Hunter Biden’s so-called “sugar brother” Kevin Morris has told associates that he can’t afford to cover the mounting legal bills incurred by the first son, who’s set to face two trials starting next month.

“The reason Kevin got involved financially in the first place was that he could see that no one was going to help Hunter,” a person close to the Hollywood entertainment lawyer told Politico.

“Now, four and a half years later, there’s still no help — and now Kevin is completely tapped out,” the person added. “So just when Hunter is facing two criminal trials starting in a few weeks, he has no resources. It’s pretty dire.”

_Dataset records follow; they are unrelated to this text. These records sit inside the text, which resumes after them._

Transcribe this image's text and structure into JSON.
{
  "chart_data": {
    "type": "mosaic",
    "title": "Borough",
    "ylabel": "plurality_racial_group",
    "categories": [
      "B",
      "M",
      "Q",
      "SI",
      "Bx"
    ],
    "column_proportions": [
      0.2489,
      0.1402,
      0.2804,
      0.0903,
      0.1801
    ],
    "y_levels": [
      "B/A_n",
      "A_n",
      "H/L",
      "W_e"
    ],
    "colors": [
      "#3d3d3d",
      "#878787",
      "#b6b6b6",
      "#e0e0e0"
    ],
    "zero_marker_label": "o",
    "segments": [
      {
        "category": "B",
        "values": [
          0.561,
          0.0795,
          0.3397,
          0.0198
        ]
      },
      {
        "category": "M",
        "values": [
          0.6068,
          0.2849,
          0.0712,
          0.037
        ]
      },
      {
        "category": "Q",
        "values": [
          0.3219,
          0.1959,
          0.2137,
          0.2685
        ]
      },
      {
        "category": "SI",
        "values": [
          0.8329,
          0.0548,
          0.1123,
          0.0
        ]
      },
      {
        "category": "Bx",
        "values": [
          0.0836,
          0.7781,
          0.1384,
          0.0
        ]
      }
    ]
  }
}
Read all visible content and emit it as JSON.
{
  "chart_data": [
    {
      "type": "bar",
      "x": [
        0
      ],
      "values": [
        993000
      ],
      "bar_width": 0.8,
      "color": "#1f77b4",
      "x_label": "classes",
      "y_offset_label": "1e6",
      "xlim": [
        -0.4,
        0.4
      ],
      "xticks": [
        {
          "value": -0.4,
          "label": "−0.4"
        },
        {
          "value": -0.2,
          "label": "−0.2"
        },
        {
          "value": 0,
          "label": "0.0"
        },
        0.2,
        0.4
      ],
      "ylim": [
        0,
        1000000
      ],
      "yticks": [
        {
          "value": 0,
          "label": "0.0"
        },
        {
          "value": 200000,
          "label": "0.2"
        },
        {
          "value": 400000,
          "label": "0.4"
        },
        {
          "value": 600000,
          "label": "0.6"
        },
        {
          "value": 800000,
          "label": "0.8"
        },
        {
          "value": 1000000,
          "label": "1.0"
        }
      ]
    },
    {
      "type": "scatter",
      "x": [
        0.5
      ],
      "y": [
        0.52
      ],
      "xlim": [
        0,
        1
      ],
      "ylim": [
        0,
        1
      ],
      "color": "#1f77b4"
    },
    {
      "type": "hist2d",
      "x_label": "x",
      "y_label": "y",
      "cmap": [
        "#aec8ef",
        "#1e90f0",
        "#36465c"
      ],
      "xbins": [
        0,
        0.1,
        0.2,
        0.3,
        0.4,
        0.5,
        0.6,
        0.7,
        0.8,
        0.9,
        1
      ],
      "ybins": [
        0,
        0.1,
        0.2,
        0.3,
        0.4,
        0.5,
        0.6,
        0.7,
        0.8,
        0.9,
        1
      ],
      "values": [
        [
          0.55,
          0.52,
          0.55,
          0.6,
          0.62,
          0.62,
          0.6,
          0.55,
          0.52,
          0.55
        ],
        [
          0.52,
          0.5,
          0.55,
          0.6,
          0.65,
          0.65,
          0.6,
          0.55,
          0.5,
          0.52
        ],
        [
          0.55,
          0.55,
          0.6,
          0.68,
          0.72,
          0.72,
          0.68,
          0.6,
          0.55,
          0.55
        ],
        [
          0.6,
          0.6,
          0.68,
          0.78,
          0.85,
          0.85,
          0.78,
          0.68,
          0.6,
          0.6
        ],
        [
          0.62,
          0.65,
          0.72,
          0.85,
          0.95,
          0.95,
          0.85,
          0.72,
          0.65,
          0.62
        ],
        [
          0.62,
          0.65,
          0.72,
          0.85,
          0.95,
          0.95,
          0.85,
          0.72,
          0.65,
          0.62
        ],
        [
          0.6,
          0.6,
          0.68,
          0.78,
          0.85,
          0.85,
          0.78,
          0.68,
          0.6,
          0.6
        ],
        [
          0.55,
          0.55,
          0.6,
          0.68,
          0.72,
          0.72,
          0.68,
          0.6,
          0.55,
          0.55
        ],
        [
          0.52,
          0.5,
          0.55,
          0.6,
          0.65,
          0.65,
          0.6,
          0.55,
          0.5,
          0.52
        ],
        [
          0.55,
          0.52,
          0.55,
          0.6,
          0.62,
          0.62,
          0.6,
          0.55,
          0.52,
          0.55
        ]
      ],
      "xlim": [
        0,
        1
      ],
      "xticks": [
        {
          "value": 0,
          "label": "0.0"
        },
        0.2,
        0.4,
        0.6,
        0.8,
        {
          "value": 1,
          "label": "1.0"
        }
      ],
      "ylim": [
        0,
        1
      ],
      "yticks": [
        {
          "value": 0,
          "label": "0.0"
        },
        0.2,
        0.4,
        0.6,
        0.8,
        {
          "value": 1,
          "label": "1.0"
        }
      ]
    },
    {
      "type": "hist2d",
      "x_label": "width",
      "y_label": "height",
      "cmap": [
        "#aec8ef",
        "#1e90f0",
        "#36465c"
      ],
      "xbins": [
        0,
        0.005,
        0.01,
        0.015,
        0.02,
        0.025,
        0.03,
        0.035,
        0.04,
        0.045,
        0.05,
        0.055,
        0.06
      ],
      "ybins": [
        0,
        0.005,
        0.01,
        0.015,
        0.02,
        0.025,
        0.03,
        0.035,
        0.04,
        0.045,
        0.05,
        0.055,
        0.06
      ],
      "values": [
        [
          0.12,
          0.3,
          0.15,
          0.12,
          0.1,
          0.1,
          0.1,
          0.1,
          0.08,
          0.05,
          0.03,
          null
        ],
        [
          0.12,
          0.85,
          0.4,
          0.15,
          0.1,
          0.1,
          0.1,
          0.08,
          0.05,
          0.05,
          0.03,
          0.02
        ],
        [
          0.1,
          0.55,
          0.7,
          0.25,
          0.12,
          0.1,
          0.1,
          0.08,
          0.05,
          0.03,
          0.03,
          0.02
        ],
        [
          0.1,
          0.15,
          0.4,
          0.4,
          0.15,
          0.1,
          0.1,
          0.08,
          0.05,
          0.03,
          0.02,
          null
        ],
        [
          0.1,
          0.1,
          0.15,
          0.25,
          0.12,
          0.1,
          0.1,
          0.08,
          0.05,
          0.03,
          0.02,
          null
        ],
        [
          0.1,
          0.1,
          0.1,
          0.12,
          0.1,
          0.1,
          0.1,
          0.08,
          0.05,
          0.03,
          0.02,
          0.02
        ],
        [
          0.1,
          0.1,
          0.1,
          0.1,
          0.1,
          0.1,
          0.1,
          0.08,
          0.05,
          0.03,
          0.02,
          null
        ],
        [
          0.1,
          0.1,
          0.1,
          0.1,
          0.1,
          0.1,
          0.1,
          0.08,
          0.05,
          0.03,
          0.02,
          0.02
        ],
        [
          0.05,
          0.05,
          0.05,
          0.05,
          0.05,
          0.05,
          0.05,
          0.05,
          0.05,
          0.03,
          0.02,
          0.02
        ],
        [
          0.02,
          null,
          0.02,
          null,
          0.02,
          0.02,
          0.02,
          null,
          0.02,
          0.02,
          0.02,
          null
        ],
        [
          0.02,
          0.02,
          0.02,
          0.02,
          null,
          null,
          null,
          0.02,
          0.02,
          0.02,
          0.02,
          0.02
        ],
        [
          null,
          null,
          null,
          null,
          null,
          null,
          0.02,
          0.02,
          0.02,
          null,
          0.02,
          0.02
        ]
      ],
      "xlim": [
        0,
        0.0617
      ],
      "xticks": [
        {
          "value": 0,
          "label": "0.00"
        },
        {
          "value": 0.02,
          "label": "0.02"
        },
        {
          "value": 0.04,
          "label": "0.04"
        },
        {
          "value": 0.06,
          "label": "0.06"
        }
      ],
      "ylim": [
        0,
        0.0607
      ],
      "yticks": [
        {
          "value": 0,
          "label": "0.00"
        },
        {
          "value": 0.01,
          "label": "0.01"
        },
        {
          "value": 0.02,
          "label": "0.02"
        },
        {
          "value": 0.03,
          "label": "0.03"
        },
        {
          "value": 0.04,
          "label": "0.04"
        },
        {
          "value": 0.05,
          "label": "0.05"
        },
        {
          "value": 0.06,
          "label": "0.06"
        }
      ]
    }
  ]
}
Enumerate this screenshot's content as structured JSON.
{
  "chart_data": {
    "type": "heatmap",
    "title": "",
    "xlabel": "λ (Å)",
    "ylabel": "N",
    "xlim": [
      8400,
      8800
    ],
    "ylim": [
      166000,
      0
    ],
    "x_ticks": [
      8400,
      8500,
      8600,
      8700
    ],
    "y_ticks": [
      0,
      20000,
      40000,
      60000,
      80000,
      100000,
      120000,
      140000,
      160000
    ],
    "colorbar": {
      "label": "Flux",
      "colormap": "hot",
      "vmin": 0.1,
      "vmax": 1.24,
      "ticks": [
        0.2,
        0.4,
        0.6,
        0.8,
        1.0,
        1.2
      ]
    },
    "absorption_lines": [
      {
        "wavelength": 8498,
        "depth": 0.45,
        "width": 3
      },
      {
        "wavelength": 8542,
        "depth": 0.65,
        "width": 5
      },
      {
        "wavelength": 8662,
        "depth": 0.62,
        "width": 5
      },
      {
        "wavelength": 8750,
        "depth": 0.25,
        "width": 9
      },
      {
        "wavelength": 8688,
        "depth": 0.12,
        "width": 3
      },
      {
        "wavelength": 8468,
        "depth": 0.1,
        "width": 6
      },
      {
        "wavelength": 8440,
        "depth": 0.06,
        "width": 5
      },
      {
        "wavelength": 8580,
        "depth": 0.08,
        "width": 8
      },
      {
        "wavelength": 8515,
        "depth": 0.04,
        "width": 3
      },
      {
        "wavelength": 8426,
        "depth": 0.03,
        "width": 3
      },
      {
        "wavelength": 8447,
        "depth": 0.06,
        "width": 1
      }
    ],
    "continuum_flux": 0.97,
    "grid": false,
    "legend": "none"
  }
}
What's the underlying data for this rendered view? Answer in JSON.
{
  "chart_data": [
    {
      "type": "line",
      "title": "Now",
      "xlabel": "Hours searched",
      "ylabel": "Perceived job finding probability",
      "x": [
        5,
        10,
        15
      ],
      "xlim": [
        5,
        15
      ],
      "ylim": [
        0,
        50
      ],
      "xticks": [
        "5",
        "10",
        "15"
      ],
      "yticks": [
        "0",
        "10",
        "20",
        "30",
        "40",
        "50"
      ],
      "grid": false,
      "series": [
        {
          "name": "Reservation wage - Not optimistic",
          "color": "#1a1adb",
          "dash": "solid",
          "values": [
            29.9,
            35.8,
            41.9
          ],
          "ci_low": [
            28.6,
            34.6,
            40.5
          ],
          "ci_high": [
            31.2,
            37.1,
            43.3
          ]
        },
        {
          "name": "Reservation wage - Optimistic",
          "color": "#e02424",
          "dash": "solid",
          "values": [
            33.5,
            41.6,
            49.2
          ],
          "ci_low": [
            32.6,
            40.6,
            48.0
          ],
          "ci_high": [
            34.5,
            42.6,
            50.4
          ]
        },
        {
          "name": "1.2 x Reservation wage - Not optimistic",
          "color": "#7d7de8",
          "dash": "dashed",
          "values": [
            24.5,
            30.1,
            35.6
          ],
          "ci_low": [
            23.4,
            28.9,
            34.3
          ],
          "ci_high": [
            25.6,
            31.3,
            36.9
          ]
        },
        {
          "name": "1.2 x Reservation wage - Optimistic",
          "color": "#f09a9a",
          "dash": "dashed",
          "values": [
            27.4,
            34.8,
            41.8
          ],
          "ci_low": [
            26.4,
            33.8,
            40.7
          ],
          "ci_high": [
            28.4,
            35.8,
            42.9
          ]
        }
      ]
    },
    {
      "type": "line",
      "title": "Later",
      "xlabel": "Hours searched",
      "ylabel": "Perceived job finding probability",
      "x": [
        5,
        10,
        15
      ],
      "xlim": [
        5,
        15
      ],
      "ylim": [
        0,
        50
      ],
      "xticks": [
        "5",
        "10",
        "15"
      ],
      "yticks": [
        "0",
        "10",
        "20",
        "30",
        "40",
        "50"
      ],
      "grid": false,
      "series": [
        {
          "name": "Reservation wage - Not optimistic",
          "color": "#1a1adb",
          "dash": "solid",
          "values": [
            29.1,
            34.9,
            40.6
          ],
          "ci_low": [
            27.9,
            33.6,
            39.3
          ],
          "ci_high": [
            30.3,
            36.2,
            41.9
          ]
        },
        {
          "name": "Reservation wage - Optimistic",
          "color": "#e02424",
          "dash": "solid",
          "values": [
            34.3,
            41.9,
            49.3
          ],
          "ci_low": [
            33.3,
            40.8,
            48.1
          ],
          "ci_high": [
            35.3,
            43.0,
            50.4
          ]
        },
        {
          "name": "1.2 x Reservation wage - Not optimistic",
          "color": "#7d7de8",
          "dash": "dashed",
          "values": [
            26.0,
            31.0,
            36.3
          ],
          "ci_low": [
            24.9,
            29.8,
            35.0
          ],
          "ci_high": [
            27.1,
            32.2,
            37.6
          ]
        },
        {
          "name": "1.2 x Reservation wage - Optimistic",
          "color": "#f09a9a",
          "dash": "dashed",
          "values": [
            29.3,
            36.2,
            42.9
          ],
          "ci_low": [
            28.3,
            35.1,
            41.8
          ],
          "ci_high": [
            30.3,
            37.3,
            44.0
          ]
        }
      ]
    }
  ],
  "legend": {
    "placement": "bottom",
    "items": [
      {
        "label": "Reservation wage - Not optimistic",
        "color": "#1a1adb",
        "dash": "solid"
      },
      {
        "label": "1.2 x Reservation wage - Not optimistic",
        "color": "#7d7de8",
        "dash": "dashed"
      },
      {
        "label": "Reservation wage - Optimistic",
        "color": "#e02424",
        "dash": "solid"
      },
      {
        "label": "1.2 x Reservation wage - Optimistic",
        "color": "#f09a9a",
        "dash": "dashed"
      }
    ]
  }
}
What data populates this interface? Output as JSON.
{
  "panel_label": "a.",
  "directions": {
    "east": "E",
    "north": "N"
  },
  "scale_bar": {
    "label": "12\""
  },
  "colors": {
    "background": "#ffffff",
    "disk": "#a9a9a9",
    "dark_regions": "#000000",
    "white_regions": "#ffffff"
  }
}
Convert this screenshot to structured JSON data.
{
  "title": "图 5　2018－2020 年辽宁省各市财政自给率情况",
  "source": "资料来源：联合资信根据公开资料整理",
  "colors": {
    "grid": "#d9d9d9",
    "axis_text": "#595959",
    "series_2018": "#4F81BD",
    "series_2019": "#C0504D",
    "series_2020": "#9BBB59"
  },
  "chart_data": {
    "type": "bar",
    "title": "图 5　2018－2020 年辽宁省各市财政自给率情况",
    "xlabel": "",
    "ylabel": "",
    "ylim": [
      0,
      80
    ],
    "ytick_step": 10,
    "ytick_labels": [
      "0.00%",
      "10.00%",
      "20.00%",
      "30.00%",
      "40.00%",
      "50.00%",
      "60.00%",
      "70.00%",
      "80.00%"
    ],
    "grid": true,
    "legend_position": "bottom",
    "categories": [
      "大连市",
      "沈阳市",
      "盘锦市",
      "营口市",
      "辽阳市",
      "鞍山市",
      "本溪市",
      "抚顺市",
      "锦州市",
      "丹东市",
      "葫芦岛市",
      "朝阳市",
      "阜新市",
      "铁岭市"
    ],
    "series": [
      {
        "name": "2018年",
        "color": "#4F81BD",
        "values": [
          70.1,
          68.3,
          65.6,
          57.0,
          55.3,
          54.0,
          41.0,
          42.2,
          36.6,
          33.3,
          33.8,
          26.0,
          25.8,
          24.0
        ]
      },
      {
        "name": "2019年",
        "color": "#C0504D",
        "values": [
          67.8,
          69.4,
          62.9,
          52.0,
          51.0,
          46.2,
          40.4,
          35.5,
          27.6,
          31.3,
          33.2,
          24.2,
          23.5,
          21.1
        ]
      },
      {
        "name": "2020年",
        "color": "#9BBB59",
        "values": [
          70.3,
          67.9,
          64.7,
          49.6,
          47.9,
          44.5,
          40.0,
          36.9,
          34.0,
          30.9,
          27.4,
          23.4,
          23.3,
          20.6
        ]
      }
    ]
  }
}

Morris, who earned a fortune representing the creators of the television series “South Park,” has loaned the president’s 54-year-old son more than $6.5 million since meeting him at a political fundraiser in late 2019.

The 60-year-old lawyer was interviewed by the House Ways and Means, Oversight and Judiciary Committees on Jan. 18 as part of the impeachment inquiry into the president and acknowledged paying “various attorneys” on behalf of Hunter Biden. 

Morris, citing attorney-client privileges, refused to tell lawmakers exactly how much he’s spent fronting the first son’s legal fees. 

Biden is facing three felony charges in a federal gun case out of Delaware, where he is slated to stand trial on June 3.

The embattled first son also has a June 20 trial date set in California, where he faces nine counts related to tax fraud.   

Morris’ financial constraints pose “a huge problem” for Hunter’s defense, the source told Politico, citing concerns about how expert witnesses will be paid. 

On Tuesday, Hunter’s attorney Abbe Lowell told the judge presiding over the Delaware gun case that the trial start should be pushed back because he and his team were struggling to lock down expert witnesses to testify on a variety of issues in the case, according to Politico.

Lowell explained that three experts have “tentatively agreed” to participate but the details were still being worked out.

He also claimed that defense “resources” have been strained by having to prepare for back-to-back trials on two different coasts.

The judge refused to move the Delaware trial start date. 

Hunter has pleaded not guilty to all charges in both cases.